If one were to study in depth the logic of compensation in terms of hours taught in the classroom across the spectrum — graduate student/part-time lecturer/assistant professor, associate professor/full professor — one would discover huge discrepancies in pay, working conditions, and benefits that were not commensurate with classroom performance or even scholarship. And of course, I am touching only on the professoriate, not the administrative elite, whose numbers have soared to near 1/1 ratios with faculty on many campuses.
But again all such discussion is taboo. The university is a loudly progressive institution and so has bought itself an indulgence that the coal mine owner, retailer, or contractor cannot. So we are left with the near daily appeals from the presidents of our almae matres, appealing in letters and email for cash, citing all sorts of illiberal tendencies in our society that endanger university funding, but never a tad of introspection about the exploitation that props up his university.
Feet of Clay
Somehow Barack Obama became emblematic of all this. The racial reformer seeking equality for the oppressed, after prep school, Occidental, Columbia, Harvard, and Chicago — living in a mansion well apart from the community he organized. The populist redistributionist reeled in the largest sums from Wall Street in campaign history — as the first candidate in history to renounce liberally-inspired public funding of campaigns. The loud antiwar, anti-anti-terrorism laureate become Predator-in-Chief. The green president with the largest of presidential SUV entourages, who rails against private jets with Air Force One and Two in the background — and, crede mihi, will soon undergo a post-presidential global speaking tour via Gulfstream. In defense of Barack Obama, it is hard to lower the seas and cool the planet in this present age of alluring riches that are so easily in the grasp of our technocratic overseers.
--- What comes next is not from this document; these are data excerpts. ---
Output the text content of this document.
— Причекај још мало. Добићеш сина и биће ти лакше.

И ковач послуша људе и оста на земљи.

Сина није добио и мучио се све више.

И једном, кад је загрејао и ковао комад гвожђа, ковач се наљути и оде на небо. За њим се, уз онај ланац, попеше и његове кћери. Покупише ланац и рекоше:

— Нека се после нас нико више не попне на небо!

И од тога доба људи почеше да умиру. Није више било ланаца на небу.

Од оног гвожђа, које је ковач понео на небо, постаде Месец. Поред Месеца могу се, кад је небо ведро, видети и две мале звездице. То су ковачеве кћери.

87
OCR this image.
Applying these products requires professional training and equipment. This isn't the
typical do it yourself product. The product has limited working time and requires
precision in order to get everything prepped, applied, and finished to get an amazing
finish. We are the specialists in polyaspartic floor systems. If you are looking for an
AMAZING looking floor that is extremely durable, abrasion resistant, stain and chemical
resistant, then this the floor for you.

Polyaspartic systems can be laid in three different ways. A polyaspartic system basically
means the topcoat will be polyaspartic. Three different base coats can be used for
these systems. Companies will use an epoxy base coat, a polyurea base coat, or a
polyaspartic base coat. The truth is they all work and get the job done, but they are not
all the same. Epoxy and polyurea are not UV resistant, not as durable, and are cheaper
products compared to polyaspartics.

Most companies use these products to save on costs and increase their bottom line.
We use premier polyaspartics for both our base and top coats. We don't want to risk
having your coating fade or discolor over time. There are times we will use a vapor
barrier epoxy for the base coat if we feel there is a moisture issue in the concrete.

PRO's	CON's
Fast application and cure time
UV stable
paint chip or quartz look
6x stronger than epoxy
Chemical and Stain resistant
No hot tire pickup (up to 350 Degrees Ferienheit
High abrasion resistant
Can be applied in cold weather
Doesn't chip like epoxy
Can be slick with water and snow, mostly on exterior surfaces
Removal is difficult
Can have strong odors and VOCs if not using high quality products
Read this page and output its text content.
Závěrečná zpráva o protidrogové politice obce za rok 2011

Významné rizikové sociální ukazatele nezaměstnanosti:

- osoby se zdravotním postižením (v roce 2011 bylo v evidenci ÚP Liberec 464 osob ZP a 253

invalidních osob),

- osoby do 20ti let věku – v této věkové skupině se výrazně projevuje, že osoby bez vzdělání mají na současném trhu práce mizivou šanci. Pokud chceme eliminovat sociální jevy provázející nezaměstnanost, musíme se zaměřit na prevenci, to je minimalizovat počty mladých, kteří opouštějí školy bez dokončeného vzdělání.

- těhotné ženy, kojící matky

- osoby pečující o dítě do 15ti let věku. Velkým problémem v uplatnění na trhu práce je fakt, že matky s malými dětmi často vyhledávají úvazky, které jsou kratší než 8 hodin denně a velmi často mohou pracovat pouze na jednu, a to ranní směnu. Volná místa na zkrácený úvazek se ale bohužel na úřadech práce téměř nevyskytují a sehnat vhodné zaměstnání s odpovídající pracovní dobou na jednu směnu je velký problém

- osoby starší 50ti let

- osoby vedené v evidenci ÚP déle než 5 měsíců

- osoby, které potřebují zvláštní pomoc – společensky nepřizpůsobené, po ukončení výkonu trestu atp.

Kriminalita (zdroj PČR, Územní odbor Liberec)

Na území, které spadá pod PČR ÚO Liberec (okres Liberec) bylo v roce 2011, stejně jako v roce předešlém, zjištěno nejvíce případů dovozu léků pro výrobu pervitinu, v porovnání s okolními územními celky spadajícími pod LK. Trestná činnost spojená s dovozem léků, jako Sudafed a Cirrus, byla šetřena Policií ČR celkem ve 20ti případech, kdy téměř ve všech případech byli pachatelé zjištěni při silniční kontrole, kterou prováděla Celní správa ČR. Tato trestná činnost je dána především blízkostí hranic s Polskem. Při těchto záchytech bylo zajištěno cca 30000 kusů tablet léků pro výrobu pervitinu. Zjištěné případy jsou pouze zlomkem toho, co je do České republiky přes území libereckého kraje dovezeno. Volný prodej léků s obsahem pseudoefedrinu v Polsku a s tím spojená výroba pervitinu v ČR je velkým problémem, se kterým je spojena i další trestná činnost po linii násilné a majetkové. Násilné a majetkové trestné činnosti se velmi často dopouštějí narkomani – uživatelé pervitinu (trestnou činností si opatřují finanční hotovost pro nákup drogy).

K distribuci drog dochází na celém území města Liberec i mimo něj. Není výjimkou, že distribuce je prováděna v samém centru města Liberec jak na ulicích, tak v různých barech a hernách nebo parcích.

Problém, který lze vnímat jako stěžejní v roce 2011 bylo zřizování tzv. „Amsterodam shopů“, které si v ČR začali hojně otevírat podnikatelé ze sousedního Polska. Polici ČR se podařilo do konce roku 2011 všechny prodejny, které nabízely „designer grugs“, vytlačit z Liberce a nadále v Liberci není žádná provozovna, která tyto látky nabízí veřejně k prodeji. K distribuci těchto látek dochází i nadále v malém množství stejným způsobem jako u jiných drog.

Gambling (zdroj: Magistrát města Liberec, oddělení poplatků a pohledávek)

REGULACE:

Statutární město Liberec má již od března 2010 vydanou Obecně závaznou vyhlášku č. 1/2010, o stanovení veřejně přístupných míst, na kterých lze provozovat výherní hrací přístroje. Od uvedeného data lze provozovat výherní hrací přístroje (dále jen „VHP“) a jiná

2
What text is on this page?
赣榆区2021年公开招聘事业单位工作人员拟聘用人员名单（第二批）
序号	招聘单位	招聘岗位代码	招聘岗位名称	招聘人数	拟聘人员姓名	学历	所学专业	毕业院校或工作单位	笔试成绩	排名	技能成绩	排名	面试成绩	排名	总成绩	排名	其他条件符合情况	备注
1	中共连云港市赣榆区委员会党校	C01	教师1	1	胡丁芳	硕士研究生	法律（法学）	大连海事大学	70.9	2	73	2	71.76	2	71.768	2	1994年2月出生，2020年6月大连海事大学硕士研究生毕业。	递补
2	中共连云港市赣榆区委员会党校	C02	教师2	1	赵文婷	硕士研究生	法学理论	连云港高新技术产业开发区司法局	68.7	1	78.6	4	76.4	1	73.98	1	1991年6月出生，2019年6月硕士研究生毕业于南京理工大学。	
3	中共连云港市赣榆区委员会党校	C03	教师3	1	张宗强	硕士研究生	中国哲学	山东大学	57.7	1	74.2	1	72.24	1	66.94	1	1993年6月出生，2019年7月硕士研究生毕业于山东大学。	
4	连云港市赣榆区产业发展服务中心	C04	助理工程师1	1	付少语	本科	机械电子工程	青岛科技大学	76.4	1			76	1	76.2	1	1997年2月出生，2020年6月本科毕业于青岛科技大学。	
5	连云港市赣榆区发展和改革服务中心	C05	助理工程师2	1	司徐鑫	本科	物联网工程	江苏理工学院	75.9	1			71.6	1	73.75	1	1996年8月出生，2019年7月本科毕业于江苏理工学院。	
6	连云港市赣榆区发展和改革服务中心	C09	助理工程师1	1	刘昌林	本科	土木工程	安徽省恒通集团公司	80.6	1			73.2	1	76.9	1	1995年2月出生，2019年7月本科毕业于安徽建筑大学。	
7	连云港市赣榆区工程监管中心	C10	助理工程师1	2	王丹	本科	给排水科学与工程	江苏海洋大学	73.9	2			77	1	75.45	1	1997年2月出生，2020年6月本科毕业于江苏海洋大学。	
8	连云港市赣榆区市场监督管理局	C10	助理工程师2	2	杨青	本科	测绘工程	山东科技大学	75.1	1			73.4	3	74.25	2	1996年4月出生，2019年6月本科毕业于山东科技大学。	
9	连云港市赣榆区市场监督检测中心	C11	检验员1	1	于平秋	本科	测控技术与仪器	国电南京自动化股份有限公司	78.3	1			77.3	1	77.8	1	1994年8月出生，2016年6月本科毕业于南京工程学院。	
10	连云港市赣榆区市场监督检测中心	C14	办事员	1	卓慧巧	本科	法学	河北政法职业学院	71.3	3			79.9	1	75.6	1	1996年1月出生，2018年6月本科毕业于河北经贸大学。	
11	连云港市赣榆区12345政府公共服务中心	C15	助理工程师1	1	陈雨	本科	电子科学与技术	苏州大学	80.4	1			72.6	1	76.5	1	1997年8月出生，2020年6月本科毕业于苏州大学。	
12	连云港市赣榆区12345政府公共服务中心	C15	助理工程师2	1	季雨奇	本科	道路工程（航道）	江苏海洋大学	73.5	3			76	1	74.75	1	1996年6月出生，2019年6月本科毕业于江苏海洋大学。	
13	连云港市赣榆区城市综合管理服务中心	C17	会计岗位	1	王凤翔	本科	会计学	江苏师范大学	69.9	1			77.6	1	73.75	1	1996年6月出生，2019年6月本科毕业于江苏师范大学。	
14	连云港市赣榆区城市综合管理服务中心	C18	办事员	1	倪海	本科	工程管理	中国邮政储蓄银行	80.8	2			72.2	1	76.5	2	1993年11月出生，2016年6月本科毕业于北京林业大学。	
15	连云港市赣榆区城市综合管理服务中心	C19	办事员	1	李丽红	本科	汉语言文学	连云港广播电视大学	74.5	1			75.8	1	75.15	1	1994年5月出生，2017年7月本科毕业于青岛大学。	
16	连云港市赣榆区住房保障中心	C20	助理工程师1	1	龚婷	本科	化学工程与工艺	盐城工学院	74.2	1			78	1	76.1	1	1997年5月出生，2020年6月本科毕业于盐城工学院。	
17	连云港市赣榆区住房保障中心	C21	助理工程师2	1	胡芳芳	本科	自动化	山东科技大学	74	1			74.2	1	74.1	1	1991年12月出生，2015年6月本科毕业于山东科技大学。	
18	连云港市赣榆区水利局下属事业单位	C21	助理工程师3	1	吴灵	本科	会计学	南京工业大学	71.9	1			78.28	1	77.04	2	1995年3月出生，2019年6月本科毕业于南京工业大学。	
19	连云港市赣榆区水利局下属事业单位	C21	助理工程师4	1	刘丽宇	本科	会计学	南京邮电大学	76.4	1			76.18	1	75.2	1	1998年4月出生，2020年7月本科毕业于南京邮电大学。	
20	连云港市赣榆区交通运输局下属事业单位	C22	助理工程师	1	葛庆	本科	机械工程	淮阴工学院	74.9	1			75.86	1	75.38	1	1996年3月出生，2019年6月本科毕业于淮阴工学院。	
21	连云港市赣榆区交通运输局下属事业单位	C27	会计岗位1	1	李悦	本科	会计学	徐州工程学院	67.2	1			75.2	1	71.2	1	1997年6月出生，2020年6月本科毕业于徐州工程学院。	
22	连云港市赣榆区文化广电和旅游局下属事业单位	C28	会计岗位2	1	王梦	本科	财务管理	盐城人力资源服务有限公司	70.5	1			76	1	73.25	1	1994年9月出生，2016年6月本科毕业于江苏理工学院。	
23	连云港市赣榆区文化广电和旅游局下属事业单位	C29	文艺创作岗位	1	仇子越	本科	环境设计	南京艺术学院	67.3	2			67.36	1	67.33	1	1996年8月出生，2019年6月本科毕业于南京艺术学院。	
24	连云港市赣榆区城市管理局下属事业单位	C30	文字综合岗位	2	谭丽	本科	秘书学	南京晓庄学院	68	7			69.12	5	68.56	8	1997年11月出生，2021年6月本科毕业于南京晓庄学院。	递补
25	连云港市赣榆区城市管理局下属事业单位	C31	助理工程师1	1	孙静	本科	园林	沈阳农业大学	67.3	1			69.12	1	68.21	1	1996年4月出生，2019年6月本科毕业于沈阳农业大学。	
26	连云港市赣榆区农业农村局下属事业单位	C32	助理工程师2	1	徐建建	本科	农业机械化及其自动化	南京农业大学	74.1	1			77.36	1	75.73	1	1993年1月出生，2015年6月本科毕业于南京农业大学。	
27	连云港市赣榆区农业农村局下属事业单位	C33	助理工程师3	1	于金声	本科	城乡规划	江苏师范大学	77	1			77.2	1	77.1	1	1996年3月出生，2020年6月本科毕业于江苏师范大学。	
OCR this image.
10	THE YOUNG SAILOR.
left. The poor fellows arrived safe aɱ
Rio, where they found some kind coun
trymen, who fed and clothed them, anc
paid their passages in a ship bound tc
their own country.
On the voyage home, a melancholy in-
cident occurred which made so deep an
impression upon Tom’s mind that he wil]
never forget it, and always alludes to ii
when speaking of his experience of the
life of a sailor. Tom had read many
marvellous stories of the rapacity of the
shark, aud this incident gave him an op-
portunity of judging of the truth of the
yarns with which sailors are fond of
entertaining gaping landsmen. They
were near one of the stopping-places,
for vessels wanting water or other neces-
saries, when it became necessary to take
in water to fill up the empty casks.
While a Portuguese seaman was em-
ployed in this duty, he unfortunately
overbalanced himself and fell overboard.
The world passed liberalism by once its once noble agenda of civil rights, 8-hour day/40 hour week, overtime pay, disability compensation, fair housing, and unemployment insurance was achieved, and the effort for equality of opportunity became a mandated equality of result. Somewhere in the late 1970s and 1980s, the onset of globalism, the largess from high-tech, computerized breakthroughs, and the vast expansion of government spread such wealth and affluence that poverty was no longer lack of shelter, food, or clothing, but redefined as not having what someone else had (the “1%”). In short, the good life was just too good to pass it up and join hoi polloi in the flesh. And so our anointed purchased their virtue by profession and abstraction rather than concrete action.
But in response to all ossification, a Reformation always follows. And so it will since one cannot preach one life and live quite another, at least for long.